Non c’è esempio più violento e terribile del potere e del sopruso che un uomo può esercitare su un altro uomo, né spia più efficace e significativa dell’incombenza e dell’arroganza della mafia e della società illegale nel nostro territorio. L’attività usuraria, anche quando non sia emanazione diretta dei clan e delle cosche, si svolge alla loro ombra, su loro mandato, con il loro permesso. Lo testimoniano gli atti intimidatori e le minacce che ho ricevuto, al pari di tante persone impegnate in questa battaglia.

Ma il più importante insegnamento impartitomi da questi decenni bellissimi è profondamente politico: la battaglia contro la mafia, la battaglia per la legalità non potrà essere vinta se non coniugheremo la difesa delle regole e della loro intima radice con la fraternità, con una solidarietà non parolaia, con una vicinanza al bisogno, al disagio, alla marginalità.
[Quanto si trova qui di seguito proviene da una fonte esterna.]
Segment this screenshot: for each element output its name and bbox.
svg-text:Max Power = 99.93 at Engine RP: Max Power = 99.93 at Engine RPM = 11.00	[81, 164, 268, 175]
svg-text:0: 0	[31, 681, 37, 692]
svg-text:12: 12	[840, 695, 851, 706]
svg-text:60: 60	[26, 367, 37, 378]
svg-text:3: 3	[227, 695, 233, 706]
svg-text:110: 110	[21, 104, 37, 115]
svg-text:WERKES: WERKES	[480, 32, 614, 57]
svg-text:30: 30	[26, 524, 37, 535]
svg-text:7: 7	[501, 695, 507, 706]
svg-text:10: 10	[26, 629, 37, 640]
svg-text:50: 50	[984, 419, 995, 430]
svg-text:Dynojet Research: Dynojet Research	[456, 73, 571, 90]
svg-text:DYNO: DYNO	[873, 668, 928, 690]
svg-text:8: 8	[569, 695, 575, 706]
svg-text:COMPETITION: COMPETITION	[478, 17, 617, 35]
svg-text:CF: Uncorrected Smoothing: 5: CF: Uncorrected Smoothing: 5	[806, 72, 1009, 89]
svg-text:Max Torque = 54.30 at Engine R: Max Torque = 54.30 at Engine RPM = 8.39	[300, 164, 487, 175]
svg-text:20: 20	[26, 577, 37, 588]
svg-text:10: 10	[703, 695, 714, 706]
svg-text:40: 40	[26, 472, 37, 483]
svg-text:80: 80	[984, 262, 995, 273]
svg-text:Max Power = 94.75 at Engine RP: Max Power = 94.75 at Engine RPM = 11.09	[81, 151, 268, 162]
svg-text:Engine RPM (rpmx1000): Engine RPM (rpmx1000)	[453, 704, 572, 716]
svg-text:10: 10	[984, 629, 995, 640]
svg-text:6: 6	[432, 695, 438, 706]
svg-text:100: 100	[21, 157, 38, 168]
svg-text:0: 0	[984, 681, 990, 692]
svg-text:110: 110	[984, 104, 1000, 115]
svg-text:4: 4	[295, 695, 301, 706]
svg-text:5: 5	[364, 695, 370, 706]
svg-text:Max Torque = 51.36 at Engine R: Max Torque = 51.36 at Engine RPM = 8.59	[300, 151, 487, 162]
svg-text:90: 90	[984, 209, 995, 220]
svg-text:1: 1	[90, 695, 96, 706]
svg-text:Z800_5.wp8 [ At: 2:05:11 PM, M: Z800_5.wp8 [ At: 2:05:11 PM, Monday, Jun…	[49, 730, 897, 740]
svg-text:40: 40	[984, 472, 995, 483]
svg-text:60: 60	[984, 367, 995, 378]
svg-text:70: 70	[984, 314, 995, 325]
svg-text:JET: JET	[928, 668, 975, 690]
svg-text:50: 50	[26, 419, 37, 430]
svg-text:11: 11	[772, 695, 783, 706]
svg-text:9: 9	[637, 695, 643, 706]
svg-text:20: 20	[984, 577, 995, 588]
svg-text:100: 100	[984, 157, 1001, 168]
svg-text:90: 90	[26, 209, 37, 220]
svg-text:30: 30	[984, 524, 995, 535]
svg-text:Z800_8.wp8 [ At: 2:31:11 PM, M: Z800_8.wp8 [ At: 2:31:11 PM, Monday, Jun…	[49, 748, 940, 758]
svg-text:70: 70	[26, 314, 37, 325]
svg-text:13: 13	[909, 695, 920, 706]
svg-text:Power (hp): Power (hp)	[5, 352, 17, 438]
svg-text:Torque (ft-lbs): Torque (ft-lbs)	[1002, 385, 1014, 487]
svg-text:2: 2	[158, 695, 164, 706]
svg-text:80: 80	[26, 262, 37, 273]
La mafia vince tutte le volte che voltiamo le spalle a un nostro simile, in cui il nostro silenzio o la nostra distrazione lo consegnano alla sopraffazione e alla ferocia.

Un ringraziamento voglio infine rivolgerlo agli arcivescovi che si sono susseguiti in questi lunghi anni e che hanno sempre riposto nella mia persona una fiducia incondizionata e soprattutto ai miei collaboratori ed ai volontari tutti, che sono stati per me un fulgido esempio di correttezza, di solidarietà umana, di amore verso il prossimo.

Nel concludere questa lunga e magnifica pagina della mia vita, l’invito che vorrei rivolgere ai miei concittadini è “Siate fieri della Fondazione Buon Samaritano e statele vicino”. Come continuerò a fare io».